Seeking support means reaching out for help where and when you can. It can bridge the distance between living with despair and shame versus living with self-respect and dignity. In the previous exercise “Deciding Whom to Tell,” you explored those relationships closest to you and thought through who was or was not safe to tell about the immediate crisis. Some of these people are friends and family, some are not. Beginning to let others know what you’re going through is a big step in breaking the isolation you are feeling. Finding a good support system is another such step in the healing process, as it is more focused on finding specialized help pertaining to the crisis at hand.
Part of living in an addictive system is the social and emotional isolation that can occur over time. This is particularly true when the nature of the problem is sexual addiction. It can be very scary to ask for help. You may find it difficult to let your guard down and allow others to help you. Even if you want support, you may not know how to find it.

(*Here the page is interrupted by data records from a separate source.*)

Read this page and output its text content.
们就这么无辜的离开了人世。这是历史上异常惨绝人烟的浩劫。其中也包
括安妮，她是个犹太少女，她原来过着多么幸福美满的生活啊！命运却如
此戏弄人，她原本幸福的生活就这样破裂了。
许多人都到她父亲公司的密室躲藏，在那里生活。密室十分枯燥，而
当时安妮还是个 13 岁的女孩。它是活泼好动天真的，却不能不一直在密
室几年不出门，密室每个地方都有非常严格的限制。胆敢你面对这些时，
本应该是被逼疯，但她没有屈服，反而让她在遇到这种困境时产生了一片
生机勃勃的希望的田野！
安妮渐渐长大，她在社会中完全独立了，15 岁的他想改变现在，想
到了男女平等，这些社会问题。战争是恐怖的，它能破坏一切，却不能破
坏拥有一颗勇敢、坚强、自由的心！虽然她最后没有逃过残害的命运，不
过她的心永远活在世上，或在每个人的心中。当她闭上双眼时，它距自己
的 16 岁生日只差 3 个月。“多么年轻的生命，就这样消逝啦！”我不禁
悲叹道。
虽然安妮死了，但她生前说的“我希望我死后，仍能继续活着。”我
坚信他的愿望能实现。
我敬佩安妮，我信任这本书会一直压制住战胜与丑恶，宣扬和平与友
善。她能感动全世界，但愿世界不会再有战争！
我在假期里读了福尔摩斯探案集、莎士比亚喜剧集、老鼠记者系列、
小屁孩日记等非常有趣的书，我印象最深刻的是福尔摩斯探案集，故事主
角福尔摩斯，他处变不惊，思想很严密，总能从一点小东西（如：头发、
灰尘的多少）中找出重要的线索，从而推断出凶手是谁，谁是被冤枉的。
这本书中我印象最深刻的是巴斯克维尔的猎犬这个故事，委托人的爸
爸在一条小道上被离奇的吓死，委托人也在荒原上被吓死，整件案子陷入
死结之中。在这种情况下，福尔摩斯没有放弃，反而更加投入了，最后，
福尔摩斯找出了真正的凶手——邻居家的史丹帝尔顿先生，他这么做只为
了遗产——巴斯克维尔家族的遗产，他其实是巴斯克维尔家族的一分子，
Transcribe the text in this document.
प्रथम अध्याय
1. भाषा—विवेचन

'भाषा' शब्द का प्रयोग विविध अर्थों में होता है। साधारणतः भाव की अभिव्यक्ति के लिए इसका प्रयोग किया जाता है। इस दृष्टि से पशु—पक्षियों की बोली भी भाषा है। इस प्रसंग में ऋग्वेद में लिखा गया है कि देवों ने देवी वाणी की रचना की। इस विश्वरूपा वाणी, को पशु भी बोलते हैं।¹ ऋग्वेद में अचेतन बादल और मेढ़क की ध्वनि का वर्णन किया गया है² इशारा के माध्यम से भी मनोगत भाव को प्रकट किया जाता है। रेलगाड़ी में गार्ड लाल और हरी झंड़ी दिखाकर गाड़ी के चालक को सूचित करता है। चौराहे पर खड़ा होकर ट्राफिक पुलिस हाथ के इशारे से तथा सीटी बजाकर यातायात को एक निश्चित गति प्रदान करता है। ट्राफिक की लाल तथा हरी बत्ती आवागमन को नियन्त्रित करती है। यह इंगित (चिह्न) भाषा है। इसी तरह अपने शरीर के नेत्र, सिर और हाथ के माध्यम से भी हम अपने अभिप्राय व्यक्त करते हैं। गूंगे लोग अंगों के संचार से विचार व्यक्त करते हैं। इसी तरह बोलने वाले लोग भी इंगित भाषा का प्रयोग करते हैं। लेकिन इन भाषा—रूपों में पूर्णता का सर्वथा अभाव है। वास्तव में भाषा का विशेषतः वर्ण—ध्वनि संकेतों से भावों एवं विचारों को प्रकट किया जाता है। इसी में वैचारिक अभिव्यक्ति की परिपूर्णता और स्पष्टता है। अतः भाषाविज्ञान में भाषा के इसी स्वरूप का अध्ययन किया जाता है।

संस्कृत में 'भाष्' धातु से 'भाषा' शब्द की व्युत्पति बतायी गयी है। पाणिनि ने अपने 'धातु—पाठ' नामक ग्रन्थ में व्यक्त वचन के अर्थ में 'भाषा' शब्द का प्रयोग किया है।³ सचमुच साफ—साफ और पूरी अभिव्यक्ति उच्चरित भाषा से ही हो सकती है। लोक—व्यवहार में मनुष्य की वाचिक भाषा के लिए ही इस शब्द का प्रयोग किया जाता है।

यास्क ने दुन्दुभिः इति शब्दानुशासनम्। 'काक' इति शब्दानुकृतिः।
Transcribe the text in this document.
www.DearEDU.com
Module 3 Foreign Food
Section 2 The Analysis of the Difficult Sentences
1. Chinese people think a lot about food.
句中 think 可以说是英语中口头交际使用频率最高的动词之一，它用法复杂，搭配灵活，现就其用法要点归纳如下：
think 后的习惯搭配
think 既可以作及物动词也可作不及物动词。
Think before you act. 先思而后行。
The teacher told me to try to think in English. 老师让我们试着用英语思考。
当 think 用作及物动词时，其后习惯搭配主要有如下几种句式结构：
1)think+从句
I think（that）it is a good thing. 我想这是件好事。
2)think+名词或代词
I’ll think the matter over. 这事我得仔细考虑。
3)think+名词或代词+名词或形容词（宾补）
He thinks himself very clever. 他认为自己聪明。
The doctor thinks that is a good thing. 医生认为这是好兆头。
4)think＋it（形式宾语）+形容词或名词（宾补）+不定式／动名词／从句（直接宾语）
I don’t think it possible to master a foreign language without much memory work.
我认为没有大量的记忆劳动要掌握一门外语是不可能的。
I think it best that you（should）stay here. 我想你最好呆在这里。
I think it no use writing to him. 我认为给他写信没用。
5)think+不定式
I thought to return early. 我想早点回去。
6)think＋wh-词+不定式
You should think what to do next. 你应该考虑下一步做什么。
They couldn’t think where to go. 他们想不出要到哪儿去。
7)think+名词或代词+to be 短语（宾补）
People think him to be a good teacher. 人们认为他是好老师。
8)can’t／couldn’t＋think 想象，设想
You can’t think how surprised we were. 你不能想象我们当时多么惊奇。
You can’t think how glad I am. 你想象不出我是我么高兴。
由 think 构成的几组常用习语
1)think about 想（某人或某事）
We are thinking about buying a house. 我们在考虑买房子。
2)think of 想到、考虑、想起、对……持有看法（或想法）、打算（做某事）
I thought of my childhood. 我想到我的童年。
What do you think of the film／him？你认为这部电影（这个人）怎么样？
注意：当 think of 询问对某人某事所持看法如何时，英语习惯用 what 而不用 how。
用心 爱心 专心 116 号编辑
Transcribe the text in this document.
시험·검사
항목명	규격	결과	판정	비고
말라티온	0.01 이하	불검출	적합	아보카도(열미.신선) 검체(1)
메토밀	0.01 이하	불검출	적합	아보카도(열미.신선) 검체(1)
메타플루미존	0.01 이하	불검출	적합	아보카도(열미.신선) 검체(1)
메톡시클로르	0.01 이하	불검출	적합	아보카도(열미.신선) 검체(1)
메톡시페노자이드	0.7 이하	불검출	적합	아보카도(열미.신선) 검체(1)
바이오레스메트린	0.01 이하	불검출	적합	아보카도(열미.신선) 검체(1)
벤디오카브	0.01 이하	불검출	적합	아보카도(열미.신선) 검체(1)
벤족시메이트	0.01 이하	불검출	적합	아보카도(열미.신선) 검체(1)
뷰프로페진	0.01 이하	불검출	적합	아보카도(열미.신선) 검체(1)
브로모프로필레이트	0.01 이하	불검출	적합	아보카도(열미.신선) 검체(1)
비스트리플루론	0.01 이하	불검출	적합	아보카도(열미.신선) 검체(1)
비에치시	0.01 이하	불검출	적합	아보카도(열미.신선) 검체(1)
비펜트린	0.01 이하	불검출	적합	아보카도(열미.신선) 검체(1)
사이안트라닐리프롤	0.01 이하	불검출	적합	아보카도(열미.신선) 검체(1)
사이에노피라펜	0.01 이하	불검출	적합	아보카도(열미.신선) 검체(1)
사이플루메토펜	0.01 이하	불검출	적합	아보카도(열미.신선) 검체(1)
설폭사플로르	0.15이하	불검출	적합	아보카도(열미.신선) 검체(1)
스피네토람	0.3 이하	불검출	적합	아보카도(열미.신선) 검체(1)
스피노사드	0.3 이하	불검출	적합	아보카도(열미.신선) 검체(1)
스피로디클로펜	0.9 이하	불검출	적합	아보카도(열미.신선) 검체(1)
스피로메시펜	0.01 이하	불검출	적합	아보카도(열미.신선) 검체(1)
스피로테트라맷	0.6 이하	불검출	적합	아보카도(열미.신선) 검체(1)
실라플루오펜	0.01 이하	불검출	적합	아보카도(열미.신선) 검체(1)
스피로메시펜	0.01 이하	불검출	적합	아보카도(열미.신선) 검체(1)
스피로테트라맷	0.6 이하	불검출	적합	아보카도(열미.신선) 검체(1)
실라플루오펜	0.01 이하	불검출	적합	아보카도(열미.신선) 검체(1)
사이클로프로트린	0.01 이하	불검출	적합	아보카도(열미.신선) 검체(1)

Regardless of the type of person you are, outgoing or reserved, cautious or too-trusting, asking for help may bring up negative messages about whether you will get what you need or if you deserve it. Often these messages originate from your family and the environment in which you were raised. Many partners describe homes where they felt alone in coping with problems. Many may not even remember asking for help. Many grew up in families where there was addiction and the secrets and shame that supported the maladaptive behaviors meant it was not okay to let others outside the family know its problems.
These types of scenarios result in an emotionally invalidating environment and affect how you relate to others in adult relationships. You learned that asking for help backfired and that rigid self-reliance was the best way to survive and adapt in your family. How you thought about your circumstances helped you tolerate a system in which you were meant to serve the needs of the family, not the other way around.
Today you may recognize your self-talk as a hindrance to getting the support you need. You fear that no one will really understand and they will judge you. Your thoughts become a self-sabotaging cycle of beliefs that hinder your efforts to get better.
Let’s first look at roadblocks to seeking support. What do you tell yourself that prevents you from reaching out and allowing others to help you? In your journal, write those statements from the list below that you most identify with.
No one really cares about my problems.
Everyone has their own problems; I don’t need to burden them with mine.
They won’t understand the issue and will only want to blame me.
They will tell me to leave him or her.
It’s wrong to lean on others. I should be able to handle this myself.
I’m afraid I will need too much and push others away.
I feel everyone I tell should be there for me all the time.
This is too humiliating. I will simply fall apart.
Other thoughts.
If you do not seek outside support, what will you gain? Will you feel better, worse, or the same? Or, if you do not seek outside support, what will the cost be to you?
What could you tell yourself that will make it more likely for you to reach out? What are some reasons to reach out for help?
EXAMPLES
I am not the only one who has had to face this.
It would be nice to meet others in similar situations.
I don’t need to feel ashamed. It will feel good to not be so alone with my thoughts and feelings.
Others will understand.
It’s okay to ask for help.
He/she really does care about me and would want to be available to me.